Приток европейского дворянства в Гёттинген делал особенно явной его космополитическую атмосферу Количество иностранцев (как из других немецких княжеств, так и из соседних с империей государств – Венгрии, Дании, Швеции, прибалтийских земель и даже России) в конце XVIII в. составляло около двух третей его студентов. В Гёттингене обучались баварские и английские наследные принцы. Специально для иностранных студентов в городе, население которого практически целиком принадлежало к лютеранству, были открыты католическая и кальвинистская церкви. Одной из первых построек, возведенных собственно для университета, явилось не учебное здание, как можно было бы ожидать, а конный манеж, абсолютно необходимый для дворян-студентов, которые хотели сочетать лекции профессоров с обучением светским навыкам, в том числе верховой езде, музыке, танцам и иностранным языкам, учителя которых немедленно появились при университете.

В течение одного лишь 1772 г. в Гёттингенский университет записалось около 400 новых студентов, что сделало его самым посещаемым среди немецких университетов, оставив позади Галле с его примерно 360 поступающими в год. К 1789 г. ежегодное количество поступавших в Гёттинген достигло максимальной отметки в 440 человек, хотя в дальнейшем на рубеже XVIII–XIX вв. эти цифры несколько снизились.[594]

Именно в 1789 г. директор гимназии в Берлине Фридрих Гедике по поручению короля объехал все немецкие университеты за пределами Пруссии с целью познакомиться с их тогдашним состоянием и уровнем преподавания.

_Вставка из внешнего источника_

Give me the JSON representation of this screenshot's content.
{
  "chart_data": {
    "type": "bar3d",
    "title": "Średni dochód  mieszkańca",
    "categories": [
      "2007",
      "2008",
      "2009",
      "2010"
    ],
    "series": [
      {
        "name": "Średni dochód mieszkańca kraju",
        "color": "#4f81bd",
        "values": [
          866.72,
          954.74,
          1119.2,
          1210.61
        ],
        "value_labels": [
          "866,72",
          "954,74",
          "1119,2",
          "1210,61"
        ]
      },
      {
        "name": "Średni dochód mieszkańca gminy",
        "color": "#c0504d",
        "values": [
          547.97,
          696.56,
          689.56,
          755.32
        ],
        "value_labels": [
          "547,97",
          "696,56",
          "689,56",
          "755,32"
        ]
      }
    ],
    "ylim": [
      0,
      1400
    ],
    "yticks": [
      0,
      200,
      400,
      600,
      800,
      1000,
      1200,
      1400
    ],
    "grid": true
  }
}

Отчет Гедике может служить впечатляющим свидетельством того, что Гёттингенский университет действительно являлся тогда лучшим в Германии, если не во всей Европе. Видимый здесь успех «модернизации» автор противопоставлял упадку едва поддерживавших свое существование других немецких университетов, хранящих средневековые традиции (так, в старинном Эрфуртском университете он насчитал всего 29 записавших студентов). Гедике особо отметил характер лекций, которые читались в Гёттингене. О физике Лихтенберге Гедике писал: «Его речь с кафедры настолько же естественна и непринужденна, как если бы он говорил в повседневной жизни, и притом весьма поучительна». Но главное, что поразило берлинского наблюдателя, – это особое отношение, которое все гёттингенские профессора питали к собственной Aima mater, слава которой, с одной стороны, была обязана их учености, но с другой, усиливала их же собственную репутацию. «Нигде я не нашел в профессорах такой любви к своему университету, как здесь. Кажется, что для них само собой подразумевается, что их университет – первый и лучший среди всей Германии, и об этом обычно говорится с некоторым родом сожаления об остальных университетах… Часто можно с трудом удержать улыбку, когда слышишь разговоры некоторых гёттингенских профессоров с таким энтузиазмом в голосе, как будто за пределами городских стен Гёттингена нельзя найти ни просвещения, ни учености. Между тем, эта университетская гордость приносит здесь свое хорошее воздействие. Она создает определенный Esprit de corps (дух корпорации), которого я нигде в такой мере не встречал. Каждый профессор не только рассматривает честь университета как свою собственную, но и, наоборот, свою собственную и своих коллег честь как честь университета. И поэтому те начала коварства, зависти, желания растоптать или оклеветать другого, которые в других университетах так часто причиняют много досады и огорчения, здесь встречаются несравненно реже или, по крайней мере, меньше бросаются в глаза. Здесь обычно говорят о слабостях своих коллег с большей пощадой, чем в других университетах. Здесь более, чем где бы то ни было, склонны хвалить и прощать то, что только возможно как-нибудь похвалить или простить»[595].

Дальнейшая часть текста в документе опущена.